Politically irrelevant by the early 1850s, Jackson utilized his Sappington family connections to set himself up as a planter/farmer in Saline County, biding his time for a comeback. Although Phillips does not make clear the details of Jackson's transformation from pariah to elected governor, the rise of the Republican party and the Kansas troubles largely snuffed out Free Soil appeal amongst Missourians, breathing renewed political life into the discarded careers of many of the state's prominent conservative Democrats. The author confirms the accepted notion that Jackson, who harbored secessionist views, projected moderate views simply as a means to get elected. Unfortunately, from this point on, Phillips appeared to be in a rush to complete his study. Out of 300+ pages of main text, only a few dozen cover the turbulent period from the firing on Ft. Sumter to Jackson's December 1862 death from cancer and tuberculosis.
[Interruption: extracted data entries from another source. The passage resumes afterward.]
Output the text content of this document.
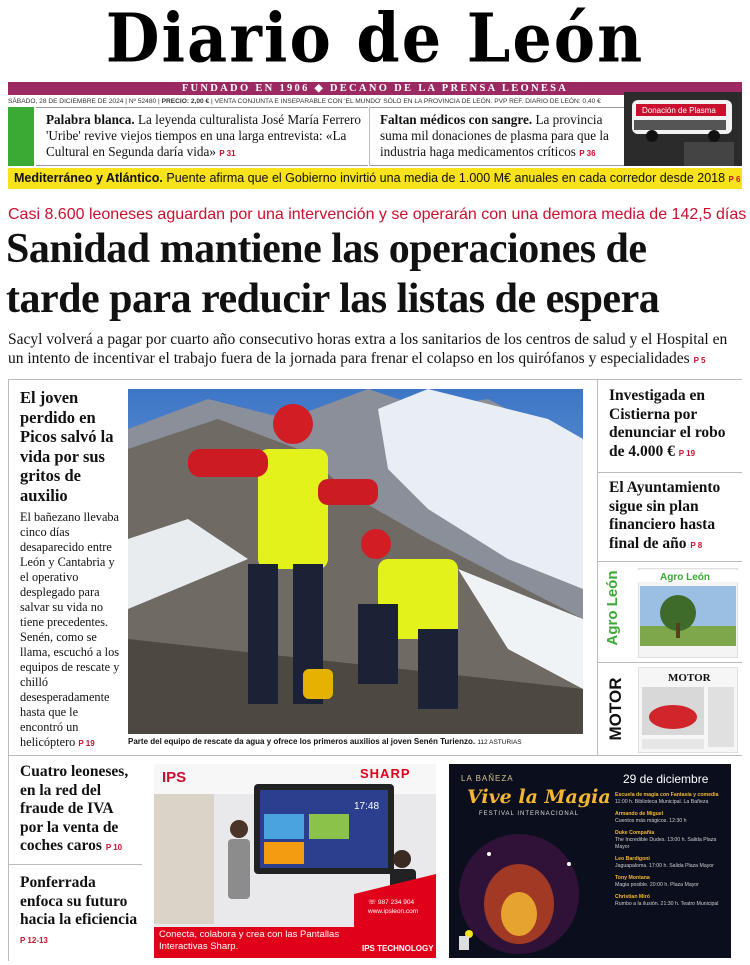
Diario de León
FUNDADO EN 1906 ◆ DECANO DE LA PRENSA LEONESA
SÁBADO, 28 DE DICIEMBRE DE 2024 | Nº 52480 | PRECIO: 2,00 € | VENTA CONJUNTA E INSEPARABLE CON 'EL MUNDO' SÓLO EN LA PROVINCIA DE LEÓN. PVP REF. DIARIO DE LEÓN: 0,40 €
Palabra blanca. La leyenda culturalista José María Ferrero 'Uribe' revive viejos tiempos en una larga entrevista: «La Cultural en Segunda daría vida» P 31
Faltan médicos con sangre. La provincia suma mil donaciones de plasma para que la industria haga medicamentos críticos P 36
Donación de Plasma
Mediterráneo y Atlántico. Puente afirma que el Gobierno invirtió una media de 1.000 M€ anuales en cada corredor desde 2018 P 6
Casi 8.600 leoneses aguardan por una intervención y se operarán con una demora media de 142,5 días
Sanidad mantiene las operaciones de
tarde para reducir las listas de espera
Sacyl volverá a pagar por cuarto año consecutivo horas extra a los sanitarios de los centros de salud y el Hospital en un intento de incentivar el trabajo fuera de la jornada para frenar el colapso en los quirófanos y especialidades P 5
El joven perdido en Picos salvó la vida por sus gritos de auxilio
El bañezano llevaba cinco días desaparecido entre León y Cantabria y el operativo desplegado para salvar su vida no tiene precedentes. Senén, como se llama, escuchó a los equipos de rescate y chilló desesperadamente hasta que le encontró un helicóptero P 19	Parte del equipo de rescate da agua y ofrece los primeros auxilios al joven Senén Turienzo. 112 ASTURIAS
Investigada en Cistierna por denunciar el robo de 4.000 € P 19
El Ayuntamiento sigue sin plan financiero hasta final de año P 8
Agro León	Agro León
MOTOR	MOTOR
Cuatro leoneses, en la red del fraude de IVA por la venta de coches caros P 10
Ponferrada enfoca su futuro hacia la eficiencia P 12-13
17:48
IPS	SHARP
☏ 987 234 904
www.ipsleon.com
Conecta, colabora y crea con las Pantallas Interactivas Sharp.	IPS TECHNOLOGY
LA BAÑEZA
Vive la Magia
FESTIVAL INTERNACIONAL
29 de diciembre
Escuela de magia con Fantasía y comedia
11:00 h. Biblioteca Municipal. La Bañeza
Armando de Miguel
Cuentos más mágicos. 12:30 h
Duke Compañía
The Incredible Dudes. 13:00 h. Salida Plaza Mayor
Leo Bardigoni
Jaguapaloma. 17:00 h. Salida Plaza Mayor
Tony Montana
Magia posible. 20:00 h. Plaza Mayor
Christian Miró
Rumbo a la ilusión. 21:30 h. Teatro Municipal
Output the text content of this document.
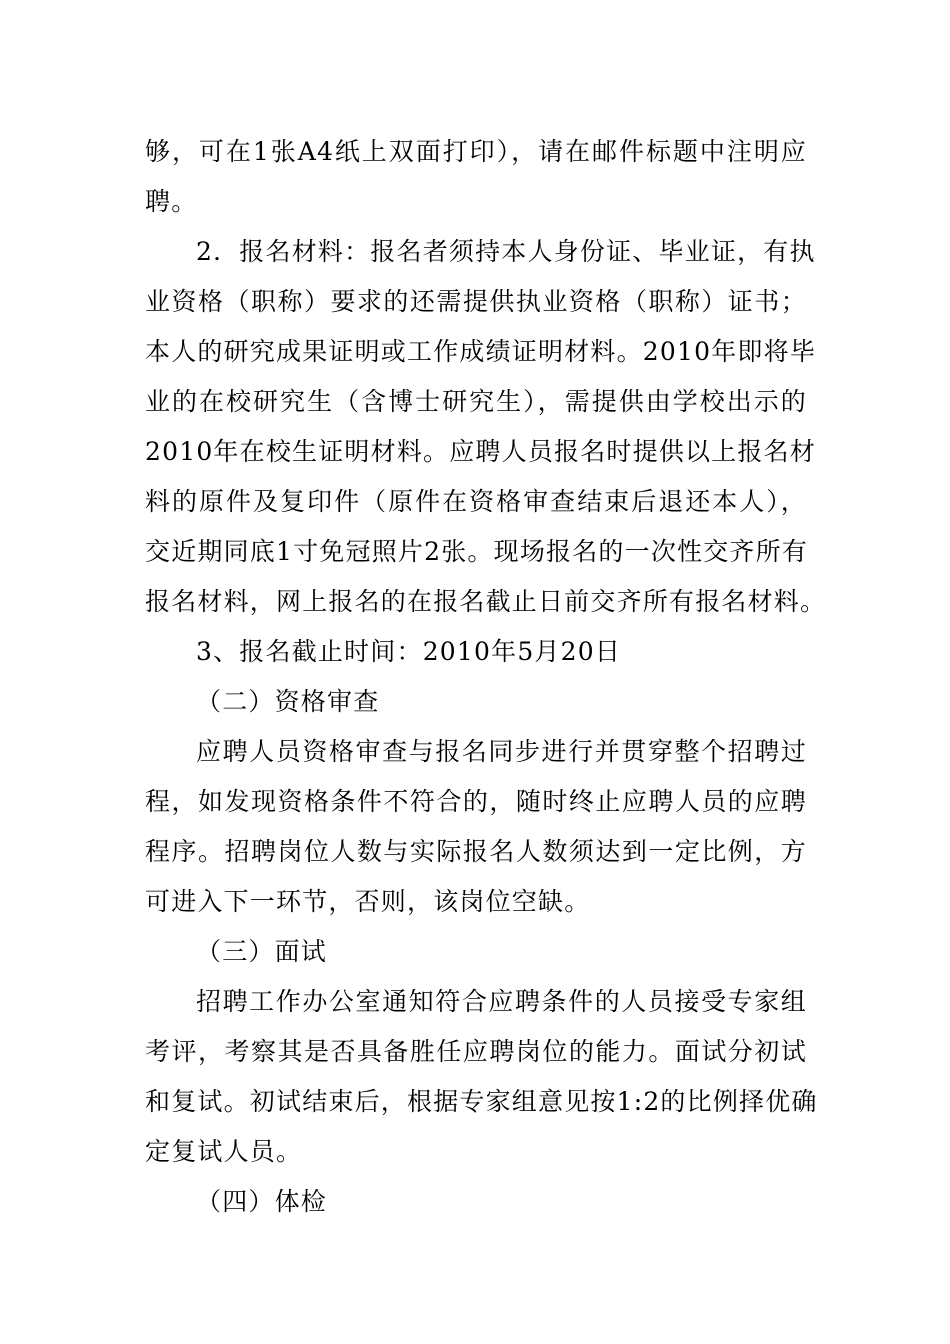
够，可在1张A4纸上双面打印），请在邮件标题中注明应
聘。
2．报名材料：报名者须持本人身份证、毕业证，有执
业资格（职称）要求的还需提供执业资格（职称）证书；
本人的研究成果证明或工作成绩证明材料。2010年即将毕
业的在校研究生（含博士研究生），需提供由学校出示的
2010年在校生证明材料。应聘人员报名时提供以上报名材
料的原件及复印件（原件在资格审查结束后退还本人），
交近期同底1寸免冠照片2张。现场报名的一次性交齐所有
报名材料，网上报名的在报名截止日前交齐所有报名材料。
3、报名截止时间：2010年5月20日
（二）资格审查
应聘人员资格审查与报名同步进行并贯穿整个招聘过
程，如发现资格条件不符合的，随时终止应聘人员的应聘
程序。招聘岗位人数与实际报名人数须达到一定比例，方
可进入下一环节，否则，该岗位空缺。
（三）面试
招聘工作办公室通知符合应聘条件的人员接受专家组
考评，考察其是否具备胜任应聘岗位的能力。面试分初试
和复试。初试结束后，根据专家组意见按1:2的比例择优确
定复试人员。
（四）体检
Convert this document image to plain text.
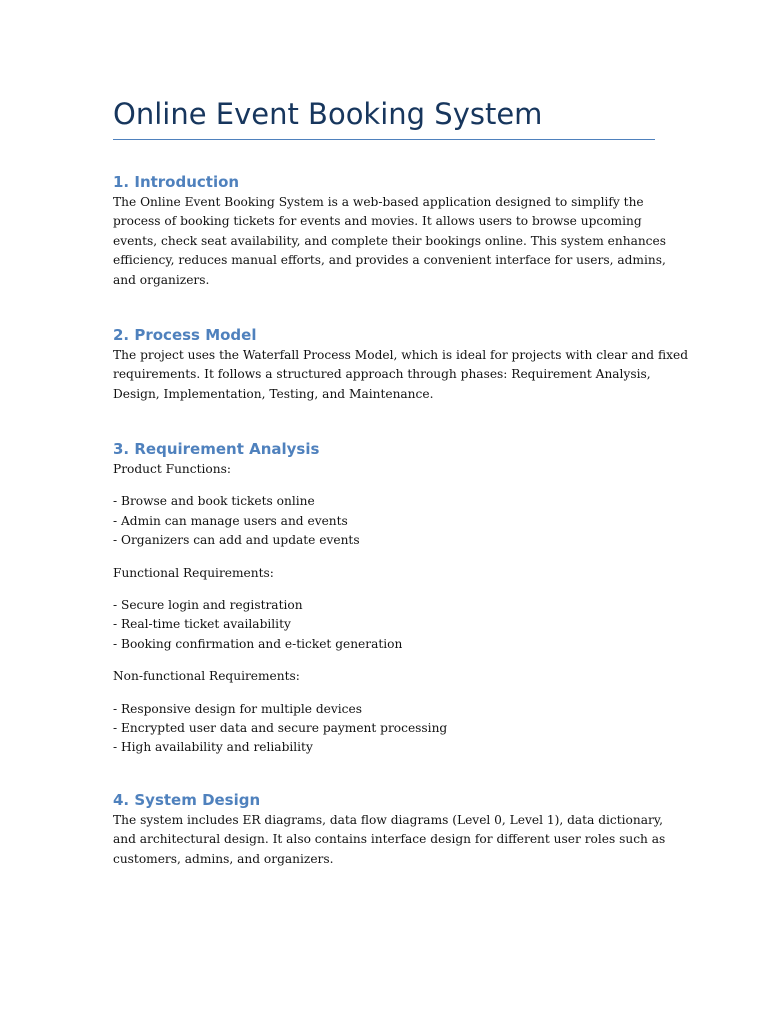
Online Event Booking System
1. Introduction

The Online Event Booking System is a web-based application designed to simplify the
process of booking tickets for events and movies. It allows users to browse upcoming
events, check seat availability, and complete their bookings online. This system enhances
efficiency, reduces manual efforts, and provides a convenient interface for users, admins,
and organizers.

2. Process Model

The project uses the Waterfall Process Model, which is ideal for projects with clear and fixed
requirements. It follows a structured approach through phases: Requirement Analysis,
Design, Implementation, Testing, and Maintenance.

3. Requirement Analysis

Product Functions:

- Browse and book tickets online
- Admin can manage users and events
- Organizers can add and update events

Functional Requirements:

- Secure login and registration
- Real-time ticket availability
- Booking confirmation and e-ticket generation

Non-functional Requirements:

- Responsive design for multiple devices
- Encrypted user data and secure payment processing
- High availability and reliability
4. System Design

The system includes ER diagrams, data flow diagrams (Level 0, Level 1), data dictionary,
and architectural design. It also contains interface design for different user roles such as
customers, admins, and organizers.
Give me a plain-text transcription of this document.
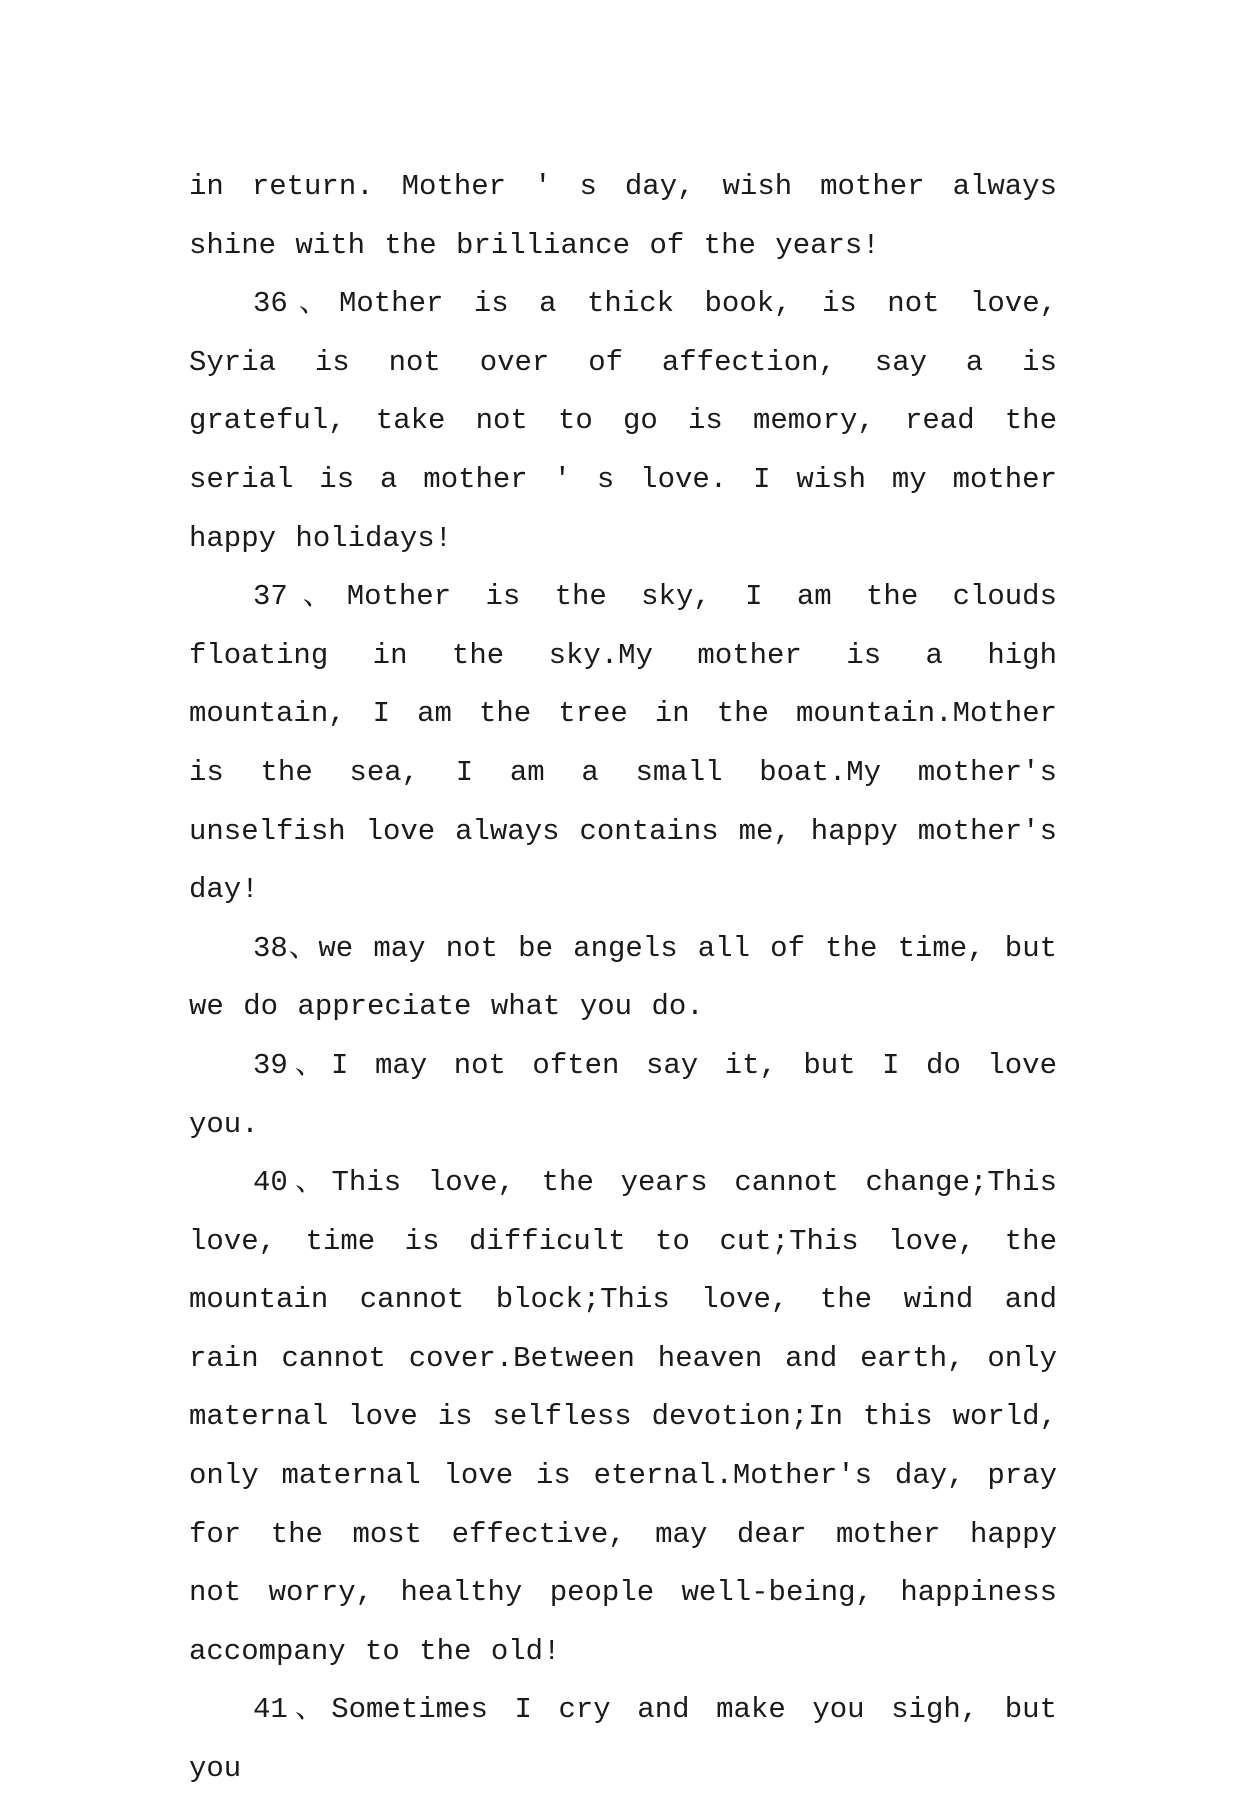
in return. Mother ' s day, wish mother always shine with the brilliance of the years!

36、Mother is a thick book, is not love, Syria is not over of affection, say a is grateful, take not to go is memory, read the serial is a mother ' s love. I wish my mother happy holidays!

37、Mother is the sky, I am the clouds floating in the sky.My mother is a high mountain, I am the tree in the mountain.Mother is the sea, I am a small boat.My mother's unselfish love always contains me, happy mother's day!

38、we may not be angels all of the time, but we do appreciate what you do.

39、I may not often say it, but I do love you.

40、This love, the years cannot change;This love, time is difficult to cut;This love, the mountain cannot block;This love, the wind and rain cannot cover.Between heaven and earth, only maternal love is selfless devotion;In this world, only maternal love is eternal.Mother's day, pray for the most effective, may dear mother happy not worry, healthy people well-being, happiness accompany to the old!

41、Sometimes I cry and make you sigh, but you
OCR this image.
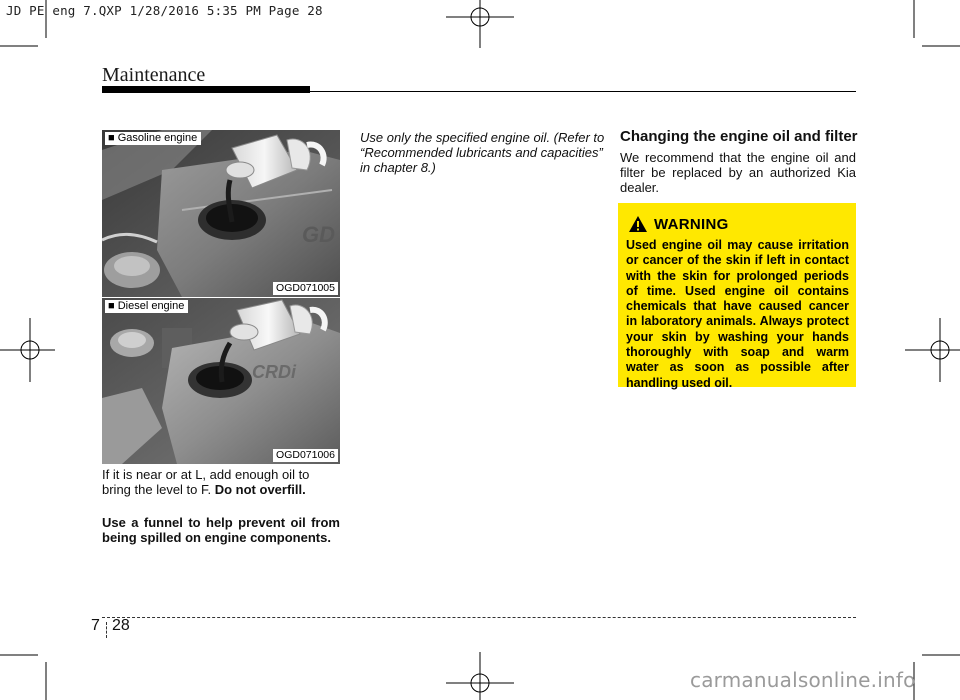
JD PE eng 7.QXP 1/28/2016 5:35 PM Page 28
Maintenance
GD
■ Gasoline engine
OGD071005
CRDi
■ Diesel engine
OGD071006
If it is near or at L, add enough oil to bring the level to F. Do not overfill.
Use a funnel to help prevent oil from being spilled on engine components.
Use only the specified engine oil. (Refer to “Recommended lubricants and capacities” in chapter 8.)
Changing the engine oil and filter
We recommend that the engine oil and filter be replaced by an authorized Kia dealer.
WARNING
Used engine oil may cause irritation or cancer of the skin if left in contact with the skin for prolonged periods of time. Used engine oil contains chemicals that have caused cancer in laboratory animals. Always protect your skin by washing your hands thoroughly with soap and warm water as soon as possible after handling used oil.
7 28
carmanualsonline.info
This will likely be a source of disappointment for those individuals primarily interested in Jackson's actions during the secession winter and the early Civil War period.

However, I wouldn't recommend that readers allow the deficiency in wartime coverage to deter them from reading this well balanced and deeply researched political biography. Phillips's overall theme that Missourians considered themselves foremost as conservative westerners situated above the sectional fray (with a southern identity primarily formed in response to northern pressures) is to a large degree persuasive. As a profile of Claiborne Jackson's life and career, certainly no other work approaches the depth of Missouri's Confederate. The book should also be regarded as essential reading for those students interested in learning more about the complexity of border state politics, and the democratic model Missourians hoped to create for the new West.